Over in Spain, the religious mother of little Juan (Izan Corchero) relies on the help of the Church to rid her son of Hollow Face’s presence. Meanwhile in England’s green and not so pleasant land, 12-year-old Mia (Ella Purnell) finds a scrawled story about HF stuffed down the trunk of a tree. After reading the story, she suffers at the hands of the faceless beast in her own bedroom. The fiend!

Daddy Clive Owen (Closer, Children of Men) has been having a tough time at work but is always alert to the needs of his beloved baby girl. But after coming to her rescue on more than one occasion, question marks begin to hang over else can actually see Hollow Face…cue plenty of ambiguity, trips to the psychiatrist and nothing much making you jump.

The film may be a tad predictable as it takes its twists and turns back and forth between reality and imagination, but it is a very watchable exploration of the blurry line between the two. Irrational childhood fears about the beast under the bed or inside the wardrobe are exploited to their fullest and will have even the sturdiest horror fan thinking back to a time when they were scared of “the dark corner in the bedroom” where evil surely lies in wait.
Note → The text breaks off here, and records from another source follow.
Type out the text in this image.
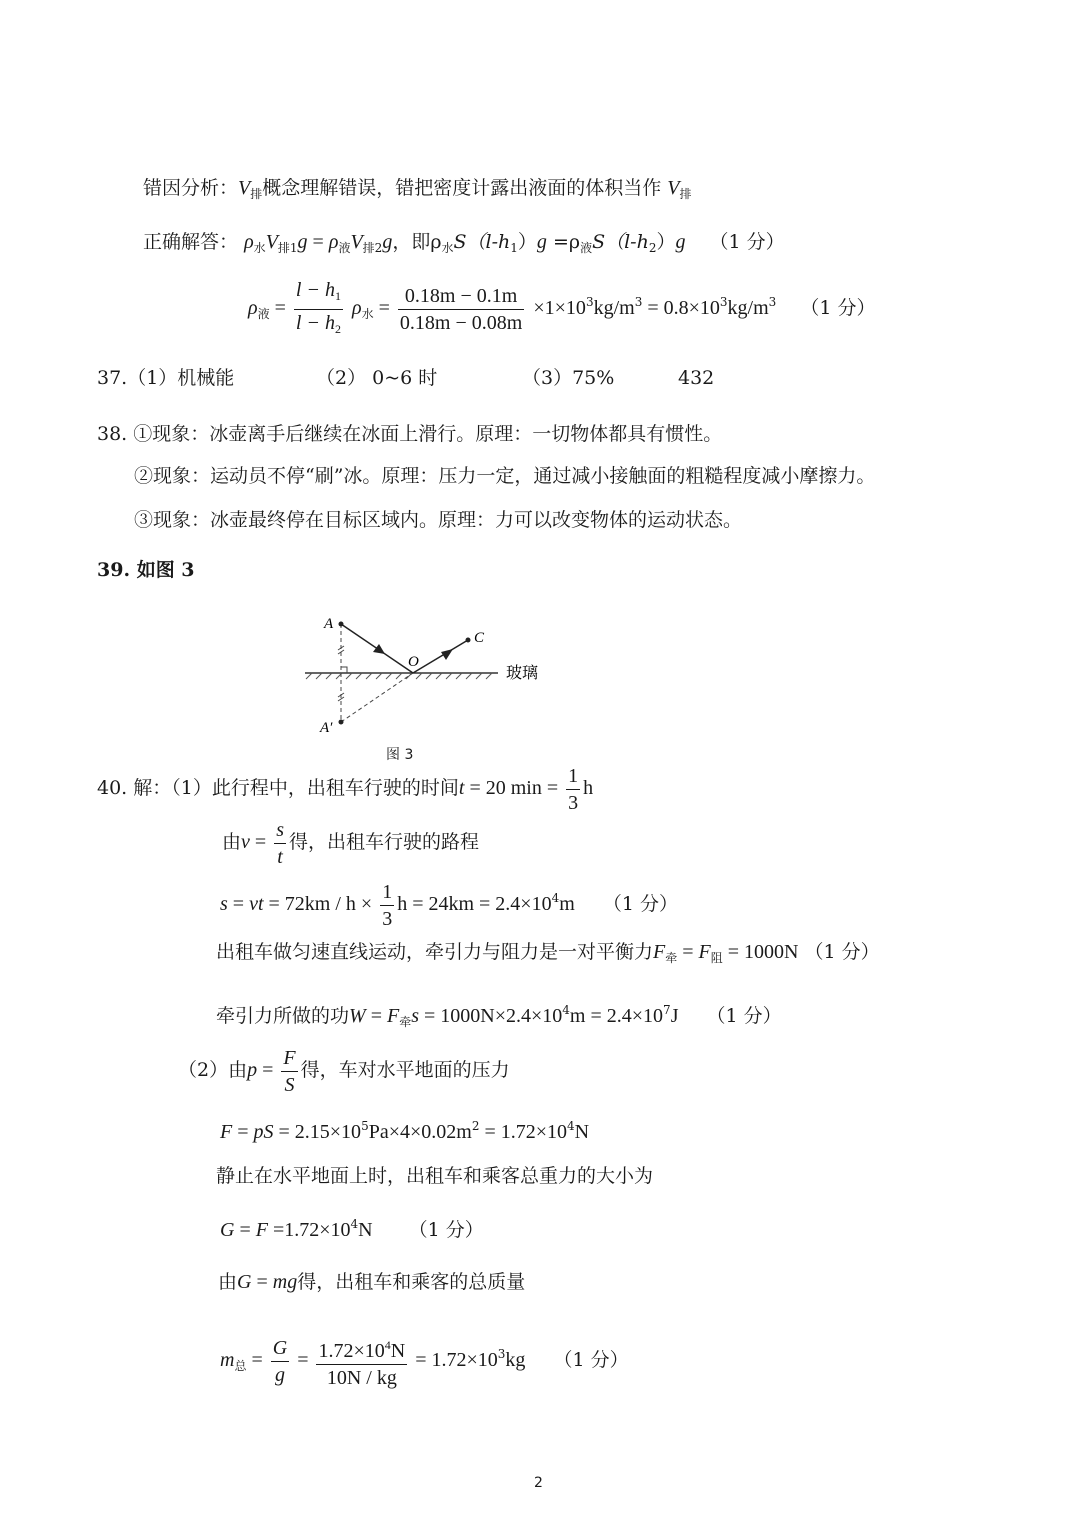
错因分析：$V_排$概念理解错误，错把密度计露出液面的体积当作 $V_排$
正确解答： $\rho_水V_{排1}g = \rho_液V_{排2}g$，即$\rho_水S(l-h_1)g =\rho_液S(l-h_2)g$ （1 分）
$\rho_液 = \frac{l - h_1}{l - h_2} \rho_水 = \frac{0.18m - 0.1m}{0.18m - 0.08m} \times 1\times 10^3kg/m^3 = 0.8\times 10^3kg/m^3$ （1 分）
37.（1）机械能	（2） 0~6 时	（3）75%	432
38. ①现象：冰壶离手后继续在冰面上滑行。原理：一切物体都具有惯性。
②现象：运动员不停“刷”冰。原理：压力一定，通过减小接触面的粗糙程度减小摩擦力。
③现象：冰壶最终停在目标区域内。原理：力可以改变物体的运动状态。
39. 如图 3
A
O
C
A′
玻璃
图 3
40. 解：（1）此行程中，出租车行驶的时间t = 20 $\min = \frac{1}{3}$ h
由$v = \frac{s}{t}$ 得，出租车行驶的路程
s = vt = $72km / h \times \frac{1}{3}$ $h = 24km = 2.4\times 10^4m$ （1 分）
出租车做匀速直线运动，牵引力与阻力是一对平衡力$F_牵 = F_阻 = 1000N$ （1 分）
牵引力所做的功$W = F_牵s = 1000N\times 2.4\times 10^4m = 2.4\times 10^7J$ （1 分）
（2）由$p = \frac{F}{S}$ 得，车对水平地面的压力
F = pS = $2.15\times 10^5Pa\times 4\times 0.02m^2 = 1.72\times 10^4N$
静止在水平地面上时，出租车和乘客总重力的大小为
$G = F =1.72\times 10^4N$ （1 分）
由G = mg得，出租车和乘客的总质量
$m_总 = \frac{G}{g} = \frac{1.72\times 10^4N}{10N / kg} = 1.72\times 10^3kg$ （1 分）
2
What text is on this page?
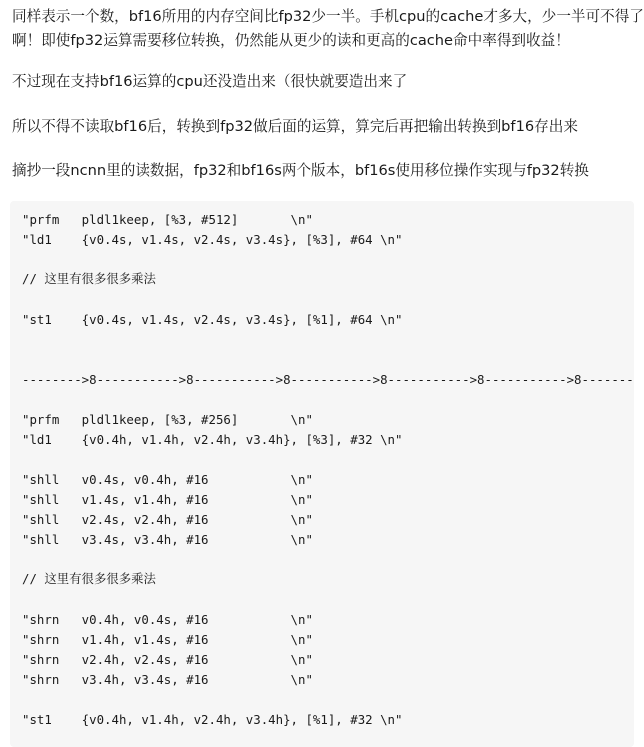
同样表示一个数，bf16所用的内存空间比fp32少一半。手机cpu的cache才多大，少一半可不得了
啊！即使fp32运算需要移位转换，仍然能从更少的读和更高的cache命中率得到收益！

不过现在支持bf16运算的cpu还没造出来（很快就要造出来了

所以不得不读取bf16后，转换到fp32做后面的运算，算完后再把输出转换到bf16存出来

摘抄一段ncnn里的读数据，fp32和bf16s两个版本，bf16s使用移位操作实现与fp32转换

"prfm   pldl1keep, [%3, #512]       \n"
"ld1    {v0.4s, v1.4s, v2.4s, v3.4s}, [%3], #64 \n"
// 这里有很多很多乘法
"st1    {v0.4s, v1.4s, v2.4s, v3.4s}, [%1], #64 \n"
-------->8----------->8----------->8----------->8----------->8----------->8-------
"prfm   pldl1keep, [%3, #256]       \n"
"ld1    {v0.4h, v1.4h, v2.4h, v3.4h}, [%3], #32 \n"
"shll   v0.4s, v0.4h, #16           \n"
"shll   v1.4s, v1.4h, #16           \n"
"shll   v2.4s, v2.4h, #16           \n"
"shll   v3.4s, v3.4h, #16           \n"
// 这里有很多很多乘法
"shrn   v0.4h, v0.4s, #16           \n"
"shrn   v1.4h, v1.4s, #16           \n"
"shrn   v2.4h, v2.4s, #16           \n"
"shrn   v3.4h, v3.4s, #16           \n"
"st1    {v0.4h, v1.4h, v2.4h, v3.4h}, [%1], #32 \n"
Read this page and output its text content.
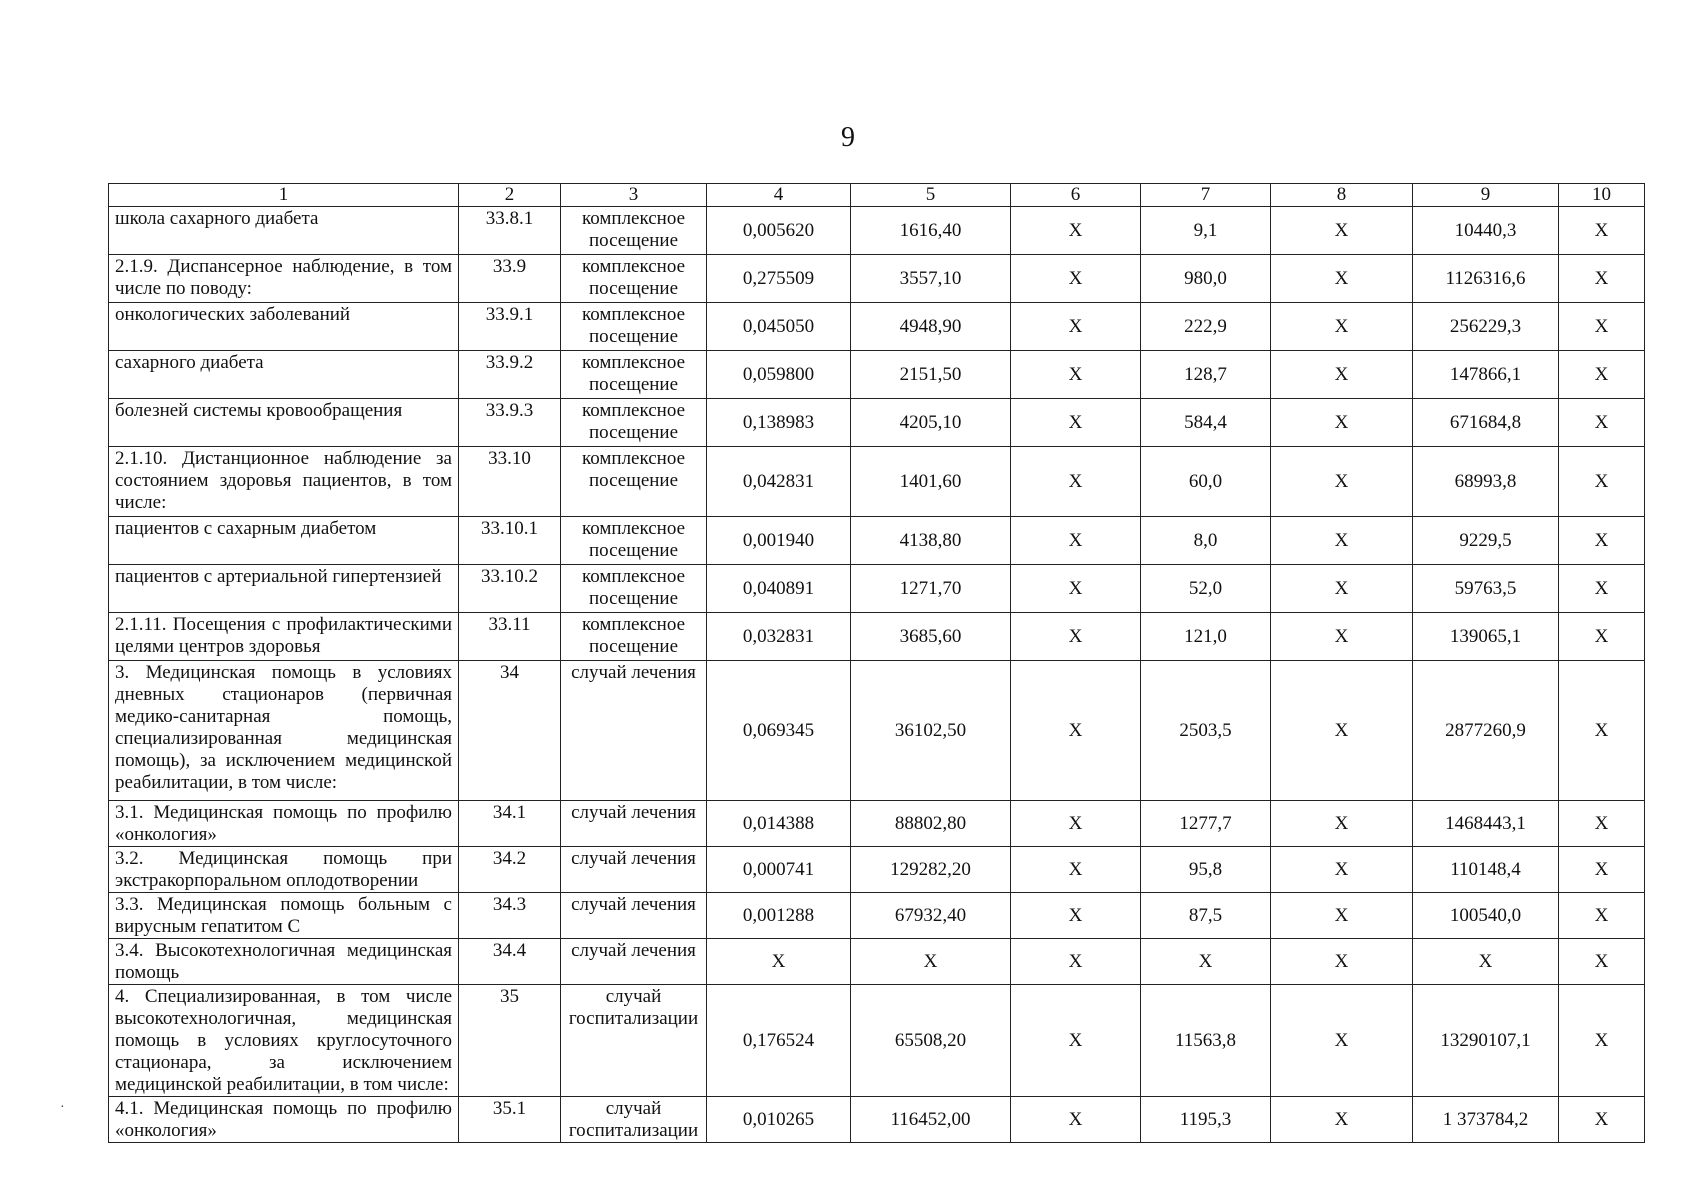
9
1	2	3	4	5	6	7	8	9	10
школа сахарного диабета	33.8.1	комплексное посещение	0,005620	1616,40	X	9,1	X	10440,3	X
2.1.9. Диспансерное наблюдение, в том числе по поводу:	33.9	комплексное посещение	0,275509	3557,10	X	980,0	X	1126316,6	X
онкологических заболеваний	33.9.1	комплексное посещение	0,045050	4948,90	X	222,9	X	256229,3	X
сахарного диабета	33.9.2	комплексное посещение	0,059800	2151,50	X	128,7	X	147866,1	X
болезней системы кровообращения	33.9.3	комплексное посещение	0,138983	4205,10	X	584,4	X	671684,8	X
2.1.10. Дистанционное наблюдение за состоянием здоровья пациентов, в том числе:	33.10	комплексное посещение	0,042831	1401,60	X	60,0	X	68993,8	X
пациентов с сахарным диабетом	33.10.1	комплексное посещение	0,001940	4138,80	X	8,0	X	9229,5	X
пациентов с артериальной гипертензией	33.10.2	комплексное посещение	0,040891	1271,70	X	52,0	X	59763,5	X
2.1.11. Посещения с профилактическими целями центров здоровья	33.11	комплексное посещение	0,032831	3685,60	X	121,0	X	139065,1	X
3. Медицинская помощь в условиях дневных стационаров (первичная медико-санитарная помощь, специализированная медицинская помощь), за исключением медицинской реабилитации, в том числе:	34	случай лечения	0,069345	36102,50	X	2503,5	X	2877260,9	X
3.1. Медицинская помощь по профилю «онкология»	34.1	случай лечения	0,014388	88802,80	X	1277,7	X	1468443,1	X
3.2. Медицинская помощь при экстракорпоральном оплодотворении	34.2	случай лечения	0,000741	129282,20	X	95,8	X	110148,4	X
3.3. Медицинская помощь больным с вирусным гепатитом С	34.3	случай лечения	0,001288	67932,40	X	87,5	X	100540,0	X
3.4. Высокотехнологичная медицинская помощь	34.4	случай лечения	X	X	X	X	X	X	X
4. Специализированная, в том числе высокотехнологичная, медицинская помощь в условиях круглосуточного стационара, за исключением медицинской реабилитации, в том числе:	35	случай госпитализации	0,176524	65508,20	X	11563,8	X	13290107,1	X
4.1. Медицинская помощь по профилю «онкология»	35.1	случай госпитализации	0,010265	116452,00	X	1195,3	X	1 373784,2	X
·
Surely.

Director Juan Carlos Fresnadillo and cinematographer Enrique Chediak are masters of light and dark, applying shadow liberally, but with carefully placed brush strokes. It’s also refreshing to see CGI used in a reserved and effective manner for once. Hollow Face drips in sinister ethereal cloaks in his Spanish form, wafting about the house like the shadows he is so easily mistaken for in the brain of a child. Also acting in favor of this in this thriller (not horror) are some admirable performances from its young cast; It can’t be easy acting opposite thin air and this young pair look suitably terrified opposite their invisible respective nemeses.

It is, however, worth bearing in mind that you may only be scared by this film if you are the same age as its anxious protagonists. And the “surprising” twist at the end may not be altogether that surprising but with a strong cast and distinctive style, at least you’ll have enjoyed watching the journey leading up to it.